Security Health Score (SHS) Technical Documentation
This document provides technical details about GitPulse's Security Health Score (SHS) implementation, including the mathematical model, data structures, and implementation details.
Overview
The Security Health Score (SHS) is a sophisticated metric that evaluates the security posture of codebases by analyzing CodeQL vulnerability data and normalizing it against repository size. This provides a standardized way to compare security across repositories of different sizes and complexity.
Mathematical Model
Core Formula
The SHS calculation follows this mathematical model:
SHS = 100 × exp(–α × score_surface)
Where:
- α = 0.5 (decay parameter)
- score_surface = total_weighted_vulnerabilities ÷ KLOC
Vulnerability Weighting
Vulnerabilities are weighted by severity to reflect their relative impact:
| Severity | Weight | Description |
|---|---|---|
| Critical | 1.0 | Highest security risk |
| High | 0.7 | Significant security risk |
| Medium | 0.4 | Moderate security risk |
| Low | 0.1 | Minimal security risk |
Size Normalization
The score is normalized by repository size (KLOC) to enable fair comparison across repositories of different sizes:
score_surface = Σ(vulnerability_count × severity_weight) ÷ KLOC
Exponential Decay Function
The exponential decay function ensures: - Scores are bounded between 0-100 - Intuitive interpretation (higher = better security) - Exponential penalty for high vulnerability density - Fair comparison across repositories of different sizes
Implementation Details
Data Model
SecurityHealthHistory (MongoDB)
class SecurityHealthHistory(Document):
repository_full_name = StringField(required=True)
repository_id = IntField(required=True)
shs_score = FloatField(required=True) # 0-100
delta_shs = FloatField(default=0.0) # Change from previous
calculated_at = DateTimeField(required=True)
month = StringField(required=True) # YYYY-MM format
# Metadata
total_vulnerabilities = IntField(default=0)

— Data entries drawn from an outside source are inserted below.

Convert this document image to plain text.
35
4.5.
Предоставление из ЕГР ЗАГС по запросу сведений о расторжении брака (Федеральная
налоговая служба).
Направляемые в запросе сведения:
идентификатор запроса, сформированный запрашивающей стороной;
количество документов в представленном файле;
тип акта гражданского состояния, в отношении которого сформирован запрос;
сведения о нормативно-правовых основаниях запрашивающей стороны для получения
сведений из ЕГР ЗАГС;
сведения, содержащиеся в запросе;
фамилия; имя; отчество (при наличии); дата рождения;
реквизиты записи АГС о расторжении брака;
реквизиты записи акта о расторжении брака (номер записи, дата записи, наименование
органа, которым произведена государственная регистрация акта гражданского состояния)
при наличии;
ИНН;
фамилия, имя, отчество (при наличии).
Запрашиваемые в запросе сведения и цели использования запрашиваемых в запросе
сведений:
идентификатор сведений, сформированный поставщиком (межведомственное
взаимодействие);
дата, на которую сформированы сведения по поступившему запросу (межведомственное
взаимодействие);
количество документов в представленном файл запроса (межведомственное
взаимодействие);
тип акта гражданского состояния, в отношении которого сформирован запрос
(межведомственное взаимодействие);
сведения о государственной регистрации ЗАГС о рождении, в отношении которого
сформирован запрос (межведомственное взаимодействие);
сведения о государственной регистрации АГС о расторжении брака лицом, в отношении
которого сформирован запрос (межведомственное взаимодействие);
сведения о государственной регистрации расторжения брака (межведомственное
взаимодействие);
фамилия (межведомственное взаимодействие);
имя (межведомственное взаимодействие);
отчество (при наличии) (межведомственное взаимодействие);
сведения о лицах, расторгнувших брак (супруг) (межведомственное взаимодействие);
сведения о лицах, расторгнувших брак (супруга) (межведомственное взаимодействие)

critical_count = IntField(default=0)
high_count = IntField(default=0)
medium_count = IntField(default=0)
low_count = IntField(default=0)
kloc = FloatField(default=0.0)
Service Architecture
SecurityHealthScoreService
The main service responsible for SHS calculations:
class SecurityHealthScoreService:
def __init__(self):
self.weights = {
'critical': 1.0,
'high': 0.7,
'medium': 0.4,
'low': 0.1
}
self.alpha = 0.5 # Saturation parameter
def calculate_shs(self, repository_full_name, repository_id, kloc):
# Main calculation logic
Calculation Process
- Data Retrieval: Fetch open vulnerabilities from CodeQL
- Weighting: Apply severity weights to vulnerability counts
- Normalization: Divide by KLOC for size normalization
- Saturation: Apply exponential function for 0-100 scale
- Delta Calculation: Compare with previous analysis
- History Storage: Save to MongoDB for trend analysis
Edge Cases
No Vulnerabilities
- If CodeQL analysis is available but no vulnerabilities found: SHS = 100
- If CodeQL not available: SHS = "Not available"
Zero KLOC
- Repository size not available: SHS = "Not available"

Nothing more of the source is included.